The Inquirer Editorial Board should rethink its rush to judgment in opposing several lawsuits filed by Pennsylvania judges challenging the mandatory retirement provision of the state constitution as unlawful age discrimination ("Court guilty of age denial," April 18).
Judges are the only elected or appointed officials in Pennsylvania subject to mandatory retirement. And while it is true, as the recent editorial stated, that "some are bound to cling to office longer than they should," the constitution provides a mechanism for removing judges incapacitated for any number of reasons, including age.
The issue before the state Supreme Court is a straightforward one, and a purely legal one. Hence, it makes sense for the court to decide it, rather than let it percolate in the lower courts for several years. One can be cynical that a number of justices could be affected by the decision, but the simple truth is that they have an obligation to decide legal questions and will always be exposed to cynical reactions when doing their jobs.
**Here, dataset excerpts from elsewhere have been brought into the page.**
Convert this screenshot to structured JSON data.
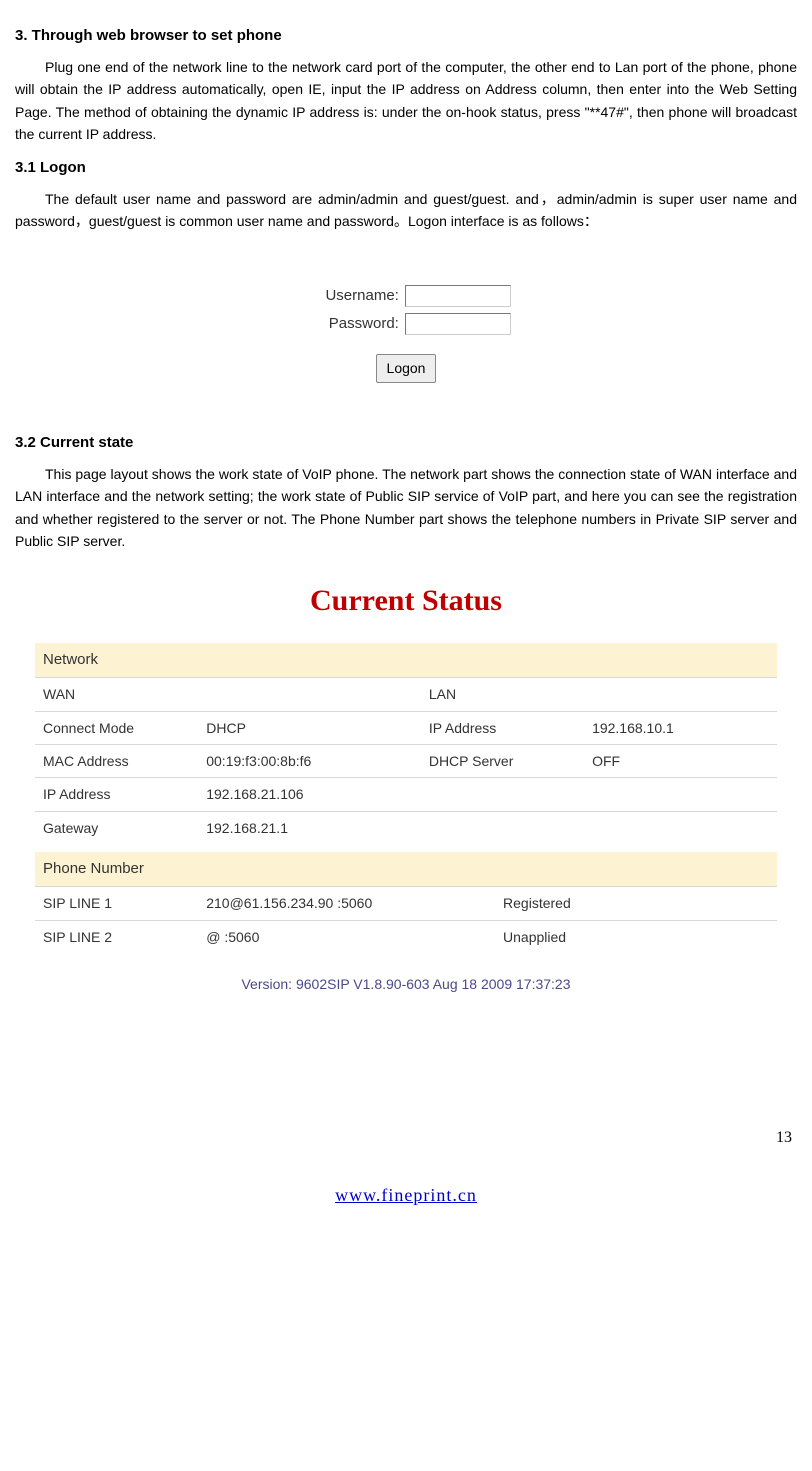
{
  "heading_main": "3. Through web browser to set phone",
  "para_main": "Plug one end of the network line to the network card port of the computer, the other end to Lan port of the phone, phone will obtain the IP address automatically, open IE, input the IP address on Address column, then enter into the Web Setting Page. The method of obtaining the dynamic IP address is: under the on-hook status, press \"**47#\", then phone will broadcast the current IP address.",
  "heading_31": "3.1 Logon",
  "para_31": "The default user name and password are admin/admin and guest/guest. and，admin/admin is super user name and password，guest/guest is common user name and password。Logon interface is as follows：",
  "logon": {
    "username_label": "Username:",
    "password_label": "Password:",
    "button": "Logon"
  },
  "heading_32": "3.2 Current state",
  "para_32": "This page layout shows the work state of VoIP phone. The network part shows the connection state of WAN interface and LAN interface and the network setting; the work state of Public SIP service of VoIP part, and here you can see the registration and whether registered to the server or not. The Phone Number part shows the telephone numbers in Private SIP server and Public SIP server.",
  "status_title": "Current Status",
  "network": {
    "section": "Network",
    "wan_label": "WAN",
    "lan_label": "LAN",
    "connect_mode_label": "Connect Mode",
    "connect_mode_value": "DHCP",
    "ip_address_label": "IP Address",
    "lan_ip_value": "192.168.10.1",
    "mac_label": "MAC Address",
    "mac_value": "00:19:f3:00:8b:f6",
    "dhcp_server_label": "DHCP Server",
    "dhcp_server_value": "OFF",
    "wan_ip_label": "IP Address",
    "wan_ip_value": "192.168.21.106",
    "gateway_label": "Gateway",
    "gateway_value": "192.168.21.1"
  },
  "phone": {
    "section": "Phone Number",
    "line1_label": "SIP LINE 1",
    "line1_value": "210@61.156.234.90 :5060",
    "line1_status": "Registered",
    "line2_label": "SIP LINE 2",
    "line2_value": "@ :5060",
    "line2_status": "Unapplied"
  },
  "version": "Version: 9602SIP V1.8.90-603 Aug 18 2009 17:37:23",
  "page_number": "13",
  "footer_link": "www.fineprint.cn"
}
My commentary in the Morning Call of Allentown referenced in The Inquirer was a response to an opinion piece by another lawyer. That lawyer had opined that judges bringing these lawsuits should not do so because there was long-standing precedent against their position. As counsel to 11 lower-court judges who are suing, I merely pointed out that precedent is frequently overturned - especially when the passage of time has shown that the facts, law, and equities require a reversal.
Finally, there does seem to be some legislative movement, both in Harrisburg and elsewhere, to change or eliminate these retirement provisions. Unfortunately, constitutional change can be a daunting process. A good example is the effort for judicial merit selection. Maybe a constitutional amendment eliminating mandatory retirement for judges will happen soon, but these plaintiffs are entitled to their day in court now for the discrimination they confront.